I recently got a question on RBS BlobId columns needing to have an index. This blog post expands on the answer. Feel free to send us any questions using either direct email, comments on this blog or the "Discussions" tab on the RBS Codeplex site.

Registering and Unregistering

An application needs to register its RBS BlobId columns by calling the stored proc rbs_sp_register_column, once for each BlobId column. This is a required step for all RBS applications and RBS behavior is undefined if this is not done. Similarly, an RBS BlobId column can be un-registered by calling rbs_sp_unregister_column. This stored proc should be called before dropping/renaming a registered column or dropping/renaming the table containing a registered column. This must be done even if the intent is to create another table/column with the same name soon after dropping them. This is because RBS stores the object_id and column_id, and these will be different for a new table even if the names are the same. The view rbs_columns shows the list of currently registered columns.

Indexing

RBS BlobId columns in application tables should be indexed - for each BlobId column there should be a separate index with that column as the only index key column. If such an index is not present for a column, the stored proc rbs_sp_register_column gives a warning (raises error with level 10): Column < ColumnName > in Table < SchemaName.TableName > is not indexed.
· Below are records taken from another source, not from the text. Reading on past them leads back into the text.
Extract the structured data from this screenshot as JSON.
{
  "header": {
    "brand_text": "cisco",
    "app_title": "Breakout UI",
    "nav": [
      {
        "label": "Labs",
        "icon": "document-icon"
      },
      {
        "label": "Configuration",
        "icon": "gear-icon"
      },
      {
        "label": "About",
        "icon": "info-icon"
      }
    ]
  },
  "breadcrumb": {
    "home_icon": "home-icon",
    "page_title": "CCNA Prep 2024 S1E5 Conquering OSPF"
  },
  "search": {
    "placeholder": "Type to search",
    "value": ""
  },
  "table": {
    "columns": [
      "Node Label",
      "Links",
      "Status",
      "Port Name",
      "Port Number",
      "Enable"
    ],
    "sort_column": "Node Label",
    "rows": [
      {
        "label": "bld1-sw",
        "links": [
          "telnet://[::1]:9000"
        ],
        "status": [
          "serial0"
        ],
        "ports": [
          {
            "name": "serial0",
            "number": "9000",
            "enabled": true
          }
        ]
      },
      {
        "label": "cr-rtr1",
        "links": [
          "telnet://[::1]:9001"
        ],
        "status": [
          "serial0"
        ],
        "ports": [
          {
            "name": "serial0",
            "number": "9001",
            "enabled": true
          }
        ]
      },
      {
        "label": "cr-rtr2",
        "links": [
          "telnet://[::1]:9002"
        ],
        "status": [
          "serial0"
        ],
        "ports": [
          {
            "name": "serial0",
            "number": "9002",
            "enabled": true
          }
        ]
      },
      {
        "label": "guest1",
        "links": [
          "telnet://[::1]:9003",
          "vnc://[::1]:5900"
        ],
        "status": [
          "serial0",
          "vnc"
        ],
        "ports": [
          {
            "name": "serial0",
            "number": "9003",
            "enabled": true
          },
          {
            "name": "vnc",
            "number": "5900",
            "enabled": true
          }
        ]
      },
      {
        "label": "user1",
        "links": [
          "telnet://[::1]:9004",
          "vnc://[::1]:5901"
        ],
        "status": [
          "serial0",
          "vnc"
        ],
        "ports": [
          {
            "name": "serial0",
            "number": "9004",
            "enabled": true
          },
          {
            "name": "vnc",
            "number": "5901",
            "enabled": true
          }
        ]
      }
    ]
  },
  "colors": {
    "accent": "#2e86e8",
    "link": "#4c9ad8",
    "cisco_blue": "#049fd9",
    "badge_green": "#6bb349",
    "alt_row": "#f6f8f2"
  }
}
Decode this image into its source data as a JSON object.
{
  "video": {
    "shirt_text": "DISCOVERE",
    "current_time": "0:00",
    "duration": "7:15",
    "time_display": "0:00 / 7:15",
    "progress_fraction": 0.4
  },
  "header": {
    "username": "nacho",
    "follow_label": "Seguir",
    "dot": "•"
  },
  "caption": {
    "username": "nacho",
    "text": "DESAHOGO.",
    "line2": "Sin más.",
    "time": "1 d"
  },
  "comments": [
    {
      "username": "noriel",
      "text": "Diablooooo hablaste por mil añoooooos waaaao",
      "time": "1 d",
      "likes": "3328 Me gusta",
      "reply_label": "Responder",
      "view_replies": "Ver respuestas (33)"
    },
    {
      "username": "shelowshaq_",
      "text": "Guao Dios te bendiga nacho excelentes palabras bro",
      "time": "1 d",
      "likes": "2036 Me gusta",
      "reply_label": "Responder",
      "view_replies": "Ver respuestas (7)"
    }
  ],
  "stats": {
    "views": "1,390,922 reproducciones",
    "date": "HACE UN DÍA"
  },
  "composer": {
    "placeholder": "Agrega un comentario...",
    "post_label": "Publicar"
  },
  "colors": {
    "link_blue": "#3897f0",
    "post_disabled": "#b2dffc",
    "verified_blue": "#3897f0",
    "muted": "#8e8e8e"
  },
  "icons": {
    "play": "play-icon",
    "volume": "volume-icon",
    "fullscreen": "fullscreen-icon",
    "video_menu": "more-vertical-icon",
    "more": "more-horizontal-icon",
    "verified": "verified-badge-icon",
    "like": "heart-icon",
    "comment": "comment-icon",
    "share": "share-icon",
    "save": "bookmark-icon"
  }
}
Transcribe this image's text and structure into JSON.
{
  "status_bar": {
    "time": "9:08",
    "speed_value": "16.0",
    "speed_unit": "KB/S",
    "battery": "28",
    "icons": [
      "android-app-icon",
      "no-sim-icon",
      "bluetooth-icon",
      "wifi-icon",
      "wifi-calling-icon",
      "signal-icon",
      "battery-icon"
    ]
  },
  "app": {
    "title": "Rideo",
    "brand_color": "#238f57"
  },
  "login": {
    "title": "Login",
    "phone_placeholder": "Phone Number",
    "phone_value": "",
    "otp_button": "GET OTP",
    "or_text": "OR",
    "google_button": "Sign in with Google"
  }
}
This index is needed for garbage collection to work efficiently. The Reference Scan phase of garbage collection does a diff: (BlobIds RBS knows about) EXCEPT (BlobIds referenced by application tables). The resulting list of Blobs are the ones that were deleted by the application and should be garbage collected. Since the number of blobs can be very large, this diff is done for a few blobs at a time. This translates to multiple range queries. For such a query to be efficient, we need indices on all BlobId columns.

Note that garbage collection will still work even if the index is not present, but it will be terribly slow on large tables. So, it is highly recommended that an index is created on RBS BlobId columns.

 

- Pradeep

Comments

  • Anonymous
    March 27, 2010
    Pradeep Thanks for the posts. Just a question. Is this post suggesting that the index should be manually set or is it set by default?

  • Anonymous
    March 28, 2010
    It is the responsibility of the application to create the index. Put another way, whoever calls rbs_sp_register_column, it is their responsibility to create the index before calling the SP. This is typically the case if you are writing a custom app or a packaged app yourself. If you are using an app written by somebody else, you need to consult with them to make any changes to the database. If the index is not already present, they should either update their product or give you a reason why they did not index it already. If you are using SharePoint, you are not allowed to modify the ContentDB (e.g. add/change indexes). SharePoint should create the index for you.